そのお店でケーキを食べながら暫くの間幸村くんと他愛のない話。好きな食べ物を聞かれたり、逆に聞いてみたり。誰もわたしがこの人の奴隷だなんて思わないだろうし、わたしもこうしているとつい忘れてしまいそうになる。
向かいに幸村くんが座っていると思うと緊張してフォークもうまく使えないし、下手したら紅茶を零してしまいそうになる。緊張しなくていい、とは何度か言われたのだけれど、幸村くんの纏ったオーラや、注目を浴びている人の数を意識してしまったら、緊張せずにはいられない。わ、悪い緊張感ではないのだけれども。

店に入って一時間位経った後、幸村くんに促されて店を出た。そこからはそのへんのお店を眺めながら歩いたり、彼の気になる店に寄ったり、なんだか平凡な高校生のデート、にも思えなくもない。わたしと幸村くんは恋人同士でも、ましては友達同士でもないのが可笑しな話ではあるけど、それでも楽しかった。さっきの花屋のお姉さんに向ける笑顔を、わたしにも向けてくれたり。それがわたしは何故かとても嬉しくて、満たされたのだ。

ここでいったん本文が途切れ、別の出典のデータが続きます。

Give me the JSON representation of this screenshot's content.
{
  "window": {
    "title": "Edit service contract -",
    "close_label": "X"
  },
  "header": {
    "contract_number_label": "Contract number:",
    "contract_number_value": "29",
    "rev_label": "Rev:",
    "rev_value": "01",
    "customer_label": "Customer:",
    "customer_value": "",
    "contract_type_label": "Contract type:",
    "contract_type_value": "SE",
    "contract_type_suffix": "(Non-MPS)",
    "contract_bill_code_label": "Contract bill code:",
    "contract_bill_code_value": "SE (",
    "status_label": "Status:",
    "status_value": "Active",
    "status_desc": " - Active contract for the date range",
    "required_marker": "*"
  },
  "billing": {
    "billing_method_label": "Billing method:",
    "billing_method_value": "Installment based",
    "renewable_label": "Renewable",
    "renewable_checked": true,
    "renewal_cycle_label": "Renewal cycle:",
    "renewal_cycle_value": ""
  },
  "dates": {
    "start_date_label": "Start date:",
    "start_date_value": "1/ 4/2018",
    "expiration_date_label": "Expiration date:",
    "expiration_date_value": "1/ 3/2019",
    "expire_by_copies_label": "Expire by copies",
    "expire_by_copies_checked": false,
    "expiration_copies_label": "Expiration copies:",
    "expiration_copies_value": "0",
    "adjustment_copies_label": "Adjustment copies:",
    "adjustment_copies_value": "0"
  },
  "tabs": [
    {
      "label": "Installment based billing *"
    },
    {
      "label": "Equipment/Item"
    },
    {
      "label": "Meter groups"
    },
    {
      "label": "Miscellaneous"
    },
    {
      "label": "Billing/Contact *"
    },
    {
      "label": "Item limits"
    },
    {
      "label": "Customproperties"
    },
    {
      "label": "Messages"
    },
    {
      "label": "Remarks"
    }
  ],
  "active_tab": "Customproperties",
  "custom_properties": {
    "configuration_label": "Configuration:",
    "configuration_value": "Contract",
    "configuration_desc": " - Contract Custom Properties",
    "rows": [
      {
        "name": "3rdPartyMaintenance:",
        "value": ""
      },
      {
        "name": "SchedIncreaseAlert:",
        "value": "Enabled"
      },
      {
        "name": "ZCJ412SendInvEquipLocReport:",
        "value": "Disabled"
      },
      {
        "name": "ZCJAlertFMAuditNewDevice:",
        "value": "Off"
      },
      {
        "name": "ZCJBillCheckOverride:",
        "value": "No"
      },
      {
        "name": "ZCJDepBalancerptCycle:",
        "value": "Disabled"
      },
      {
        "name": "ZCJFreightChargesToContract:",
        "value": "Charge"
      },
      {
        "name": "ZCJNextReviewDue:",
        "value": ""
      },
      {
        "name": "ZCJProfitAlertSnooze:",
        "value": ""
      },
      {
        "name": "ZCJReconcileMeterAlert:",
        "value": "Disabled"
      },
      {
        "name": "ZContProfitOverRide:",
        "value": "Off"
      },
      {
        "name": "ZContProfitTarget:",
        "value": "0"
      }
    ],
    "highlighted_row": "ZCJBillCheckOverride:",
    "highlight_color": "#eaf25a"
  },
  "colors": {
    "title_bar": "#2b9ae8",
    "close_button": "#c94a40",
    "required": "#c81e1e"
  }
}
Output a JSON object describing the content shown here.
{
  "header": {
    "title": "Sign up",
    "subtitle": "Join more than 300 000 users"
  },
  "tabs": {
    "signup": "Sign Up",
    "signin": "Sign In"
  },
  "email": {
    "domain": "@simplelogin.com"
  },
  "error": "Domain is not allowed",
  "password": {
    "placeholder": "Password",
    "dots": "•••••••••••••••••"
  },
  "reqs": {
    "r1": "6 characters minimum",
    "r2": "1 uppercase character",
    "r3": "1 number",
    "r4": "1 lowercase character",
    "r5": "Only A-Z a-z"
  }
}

それから幸村くんに家に来るかと聞かれて、どうせありはしない拒否権なんて使ったって無意味だから、「うん」と短く返した。少し驚いたような顔をしてたけど、答えはYESじゃおかしかったのかな。でも幸村くんは何も言わない。NOと言えばよかった?と聞くタイミングを逃して、そのまま繋がれた手を少し引かれて歩き始めた。